计算机视觉领域也开发出了multiscale的processing, called pyramid. 两个motivations:
- 为了减小计算要求，通过working at lower resolutions
- better sense of context at the lower resolutions, could then guide the processing at higher resolutions.
将multiscale feature hierarchies与transformer 连接起来。不同于常规的Transformer: channel 和resolution在整个网络中都不变; MViT有不同的channel-resolution scale stages: hierarchically expand the channel capacity while reducing the spatial resolution. MViT的fundamental advantages arises from the extremely dense nature of visual signals. 一个noteworthy benefit 是在video multiscale models中的strong implicit temporal bias: 当在natural video上训练，在shuffled frames上测试时，Vision transformer models没有显示出性能下降。表明这些模型没有有效利用时间信息。相反，MViT 在shuffled frames上测试时，性能明显下降，说明利用了时间信息。 MViT表现出来很好的性能，不需要任何额外的预训练数据。
Multi Head Pooling Attention:MHPA
- enables flexible resolution modeling in a transformer block. MHPA pools sequence of latent tensors 来减小attended input的序列的长度(resolution).
- 在 attending input之前，中间tensor: \(\hat{Q}, \hat{K},\hat{V}\) 通过pooling operator \(P\) 进行pool操作。
\(Fig.1^{[1]}\). Pooling Attention is a flexible attention mechanism that allows obstaining the reduced space-time resolution(\(\hat{T}\hat{H}\hat{W}\)) of the input (THW) by pooling the query, \(Q=\mathcal{P}(\hat{Q};\boldsymbol{\Theta}_{Q})\), and/or computes attention on a reduce length \(\tilde{T}\tilde{H}\tilde{W}\) by pooling the key, \(K=\mathcal{P}(\hat{K};\mathbf{\Theta}_{K})\), and value, \(V=\mathcal{P}(\hat{V};\boldsymbol{\Theta}_{V})\), sequences.
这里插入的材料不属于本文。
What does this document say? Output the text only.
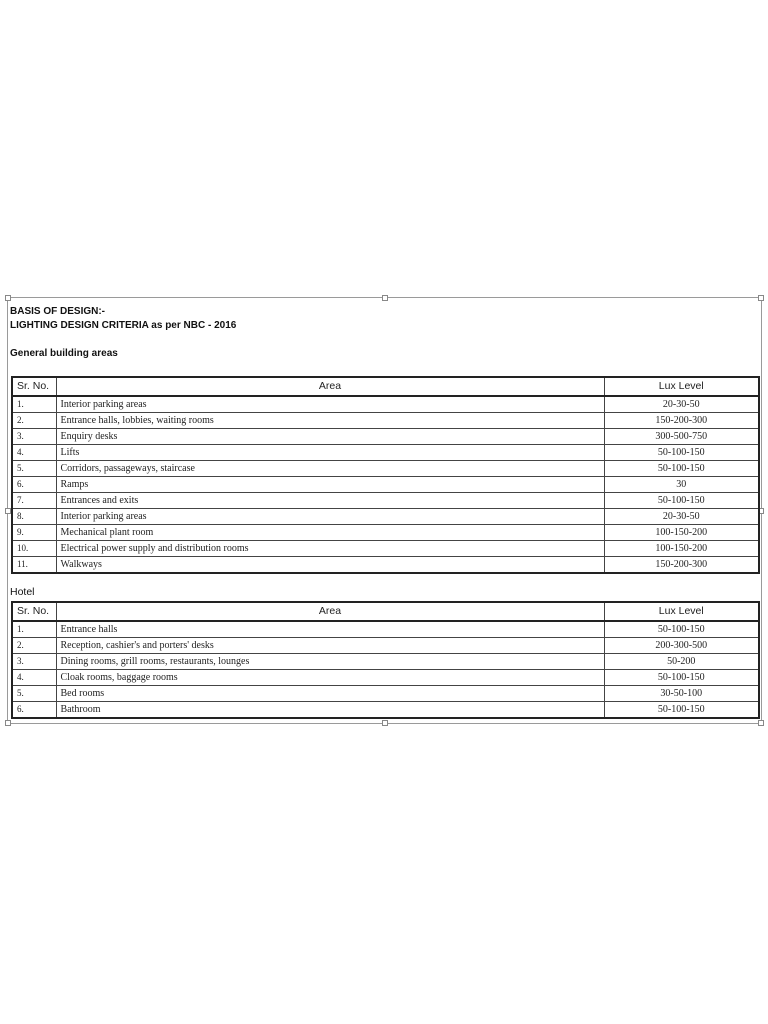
BASIS OF DESIGN:-
LIGHTING DESIGN CRITERIA as per NBC - 2016
General building areas
Sr. No.	Area	Lux Level
1.	Interior parking areas	20-30-50
2.	Entrance halls, lobbies, waiting rooms	150-200-300
3.	Enquiry desks	300-500-750
4.	Lifts	50-100-150
5.	Corridors, passageways, staircase	50-100-150
6.	Ramps	30
7.	Entrances and exits	50-100-150
8.	Interior parking areas	20-30-50
9.	Mechanical plant room	100-150-200
10.	Electrical power supply and distribution rooms	100-150-200
11.	Walkways	150-200-300
Hotel
Sr. No.	Area	Lux Level
1.	Entrance halls	50-100-150
2.	Reception, cashier's and porters' desks	200-300-500
3.	Dining rooms, grill rooms, restaurants, lounges	50-200
4.	Cloak rooms, baggage rooms	50-100-150
5.	Bed rooms	30-50-100
6.	Bathroom	50-100-150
- 将input tensor \(L = T \times H \times W\) to \[\tilde{\mathbf{L}}=\left\lfloor\frac{\mathbf{L}+2\mathbf{p}-\mathbf{k}}{\mathbf{s}}\right\rfloor+1\]
- Query Pooling: 目的是在stage的开始减小resolution，然后保持这个resolution throughout the stage. 只有每个stage的第一个pooling attention operator 在non-degenerate query stride \(s^Q > 1\)上操作，其它的operators限制在了 \(\mathbf{s}^{Q}\equiv(1,1,1)\)
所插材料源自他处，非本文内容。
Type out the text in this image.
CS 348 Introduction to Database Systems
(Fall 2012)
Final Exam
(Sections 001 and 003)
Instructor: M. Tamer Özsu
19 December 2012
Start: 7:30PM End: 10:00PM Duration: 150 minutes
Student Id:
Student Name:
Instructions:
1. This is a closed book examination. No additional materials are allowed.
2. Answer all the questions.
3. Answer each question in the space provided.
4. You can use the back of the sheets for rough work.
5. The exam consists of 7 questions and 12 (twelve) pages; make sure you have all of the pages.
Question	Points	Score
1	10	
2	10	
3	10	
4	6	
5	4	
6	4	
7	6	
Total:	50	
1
- Key-Value pooling：不同于Query Pooling，改变K和V tensors的sequence length并不改变输出sequence length。将K,V, Q pooling的用法进行解耦，Q pooling 只用在每个stage的第一个layer，K,V pooling被用在其它所有的layers，因为key 和value tensors的sequence length需要是一样的，来做attention weight calculation，用在K和V tensors上的pooling stride也需要是相同的。在默认设置中，限制所有的pooling parameters (k,p,s) be identical，但是vary s adaptively w.r.t to the scale across stages(随着不同stage的scale 自适应地变化)。
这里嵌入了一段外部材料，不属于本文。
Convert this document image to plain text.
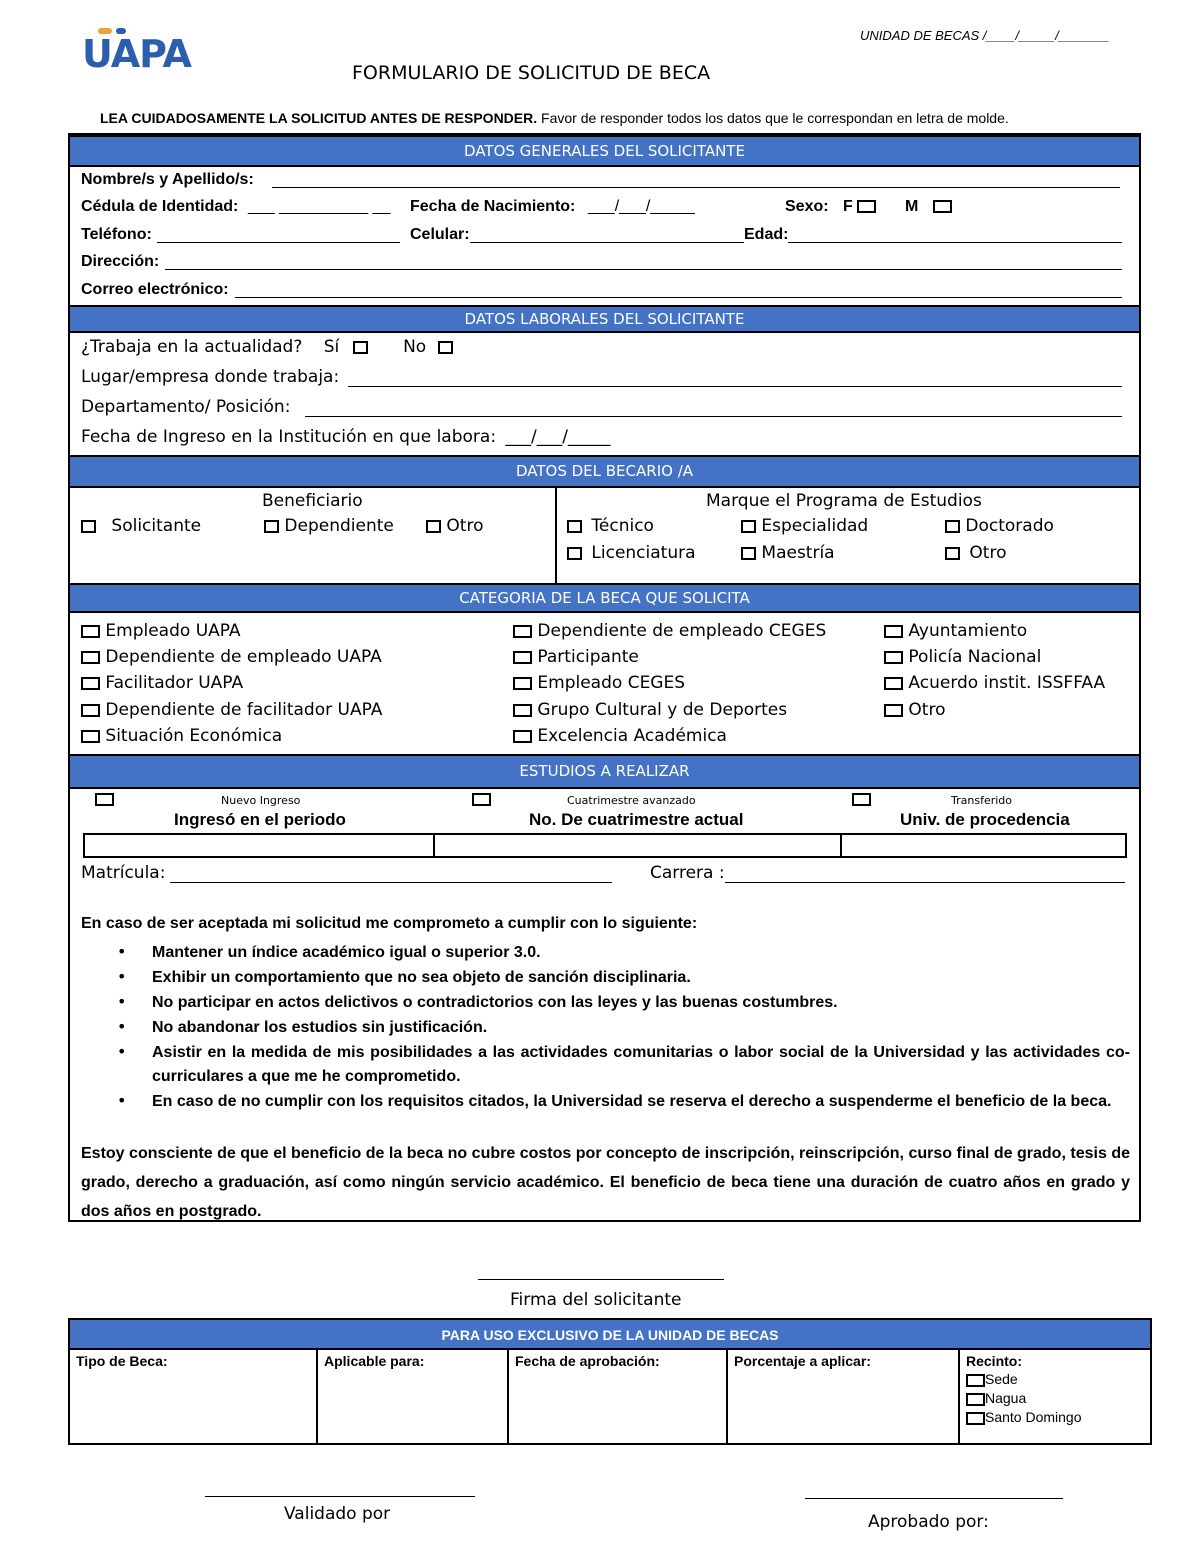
UAPA	UNIDAD DE BECAS /____/_____/_______
FORMULARIO DE SOLICITUD DE BECA
LEA CUIDADOSAMENTE LA SOLICITUD ANTES DE RESPONDER. Favor de responder todos los datos que le correspondan en letra de molde.
DATOS GENERALES DEL SOLICITANTE
Nombre/s y Apellido/s:
Cédula de Identidad: ___ __________ __ Fecha de Nacimiento: ___/___/_____	Sexo: F	M
Teléfono:	Celular:	Edad:
Dirección:
Correo electrónico:
DATOS LABORALES DEL SOLICITANTE
¿Trabaja en la actualidad? Sí	No
Lugar/empresa donde trabaja:
Departamento/ Posición:
Fecha de Ingreso en la Institución en que labora: ___/___/_____
DATOS DEL BECARIO /A
Beneficiario
Solicitante	Dependiente	Otro
Marque el Programa de Estudios
Técnico	Especialidad	Doctorado
Licenciatura	Maestría	Otro
CATEGORIA DE LA BECA QUE SOLICITA
Empleado UAPA
Dependiente de empleado UAPA
Facilitador UAPA
Dependiente de facilitador UAPA
Situación Económica
Dependiente de empleado CEGES
Participante
Empleado CEGES
Grupo Cultural y de Deportes
Excelencia Académica
Ayuntamiento
Policía Nacional
Acuerdo instit. ISSFFAA
Otro
ESTUDIOS A REALIZAR
Nuevo Ingreso	Cuatrimestre avanzado	Transferido
Ingresó en el periodo	No. De cuatrimestre actual	Univ. de procedencia
Matrícula:	Carrera :
En caso de ser aceptada mi solicitud me comprometo a cumplir con lo siguiente:
• Mantener un índice académico igual o superior 3.0.
• Exhibir un comportamiento que no sea objeto de sanción disciplinaria.
• No participar en actos delictivos o contradictorios con las leyes y las buenas costumbres.
• No abandonar los estudios sin justificación.
• Asistir en la medida de mis posibilidades a las actividades comunitarias o labor social de la Universidad y las actividades co-curriculares a que me he comprometido.
• En caso de no cumplir con los requisitos citados, la Universidad se reserva el derecho a suspenderme el beneficio de la beca.
Estoy consciente de que el beneficio de la beca no cubre costos por concepto de inscripción, reinscripción, curso final de grado, tesis de grado, derecho a graduación, así como ningún servicio académico. El beneficio de beca tiene una duración de cuatro años en grado y dos años en postgrado.
Firma del solicitante
PARA USO EXCLUSIVO DE LA UNIDAD DE BECAS
Tipo de Beca:	Aplicable para:	Fecha de aprobación:	Porcentaje a aplicar:	Recinto:
Sede
Nagua
Santo Domingo
Validado por	Aprobado por:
- Skip connections：因为channel dimension和sequence length在一个residual block中改变，将skip connection进行pool,来适应两端dimension 的mismatch。MHPA通过在residual path上增加一个pooling operator \(\mathcal{P}(\cdot;\boldsymbol{\Theta}_{Q})\) 来处理这个mismatch。为了处理不同stage之间的channel dimension的mismatch，用一个额外的linear layer在MHPA的layer-norm的输出上进行操作，这个不同于其它的skip connection(operate on the un-normalized signal)。
- Network details：所有的pooling操作，resolution downsampling，都只在data sequence上进行，不涉及class token embedding。在每个stage transition，之前stage输出的MLP dimension增加2倍，MHPA 在下一个stage的输入上，pools on \(Q\) tensors with \(s^Q = (1,2,2)\)

MViT \(Fig.2^{[1]}\). Multiscale Vision Transformers learn a hierarchy from dense (in space) and simple (in channels) to coarse and complex features. Several resolution-channel scale stages progressively increase the channel capacity of the intermediate latent sequence while reducing its length and thereby spatial resolution.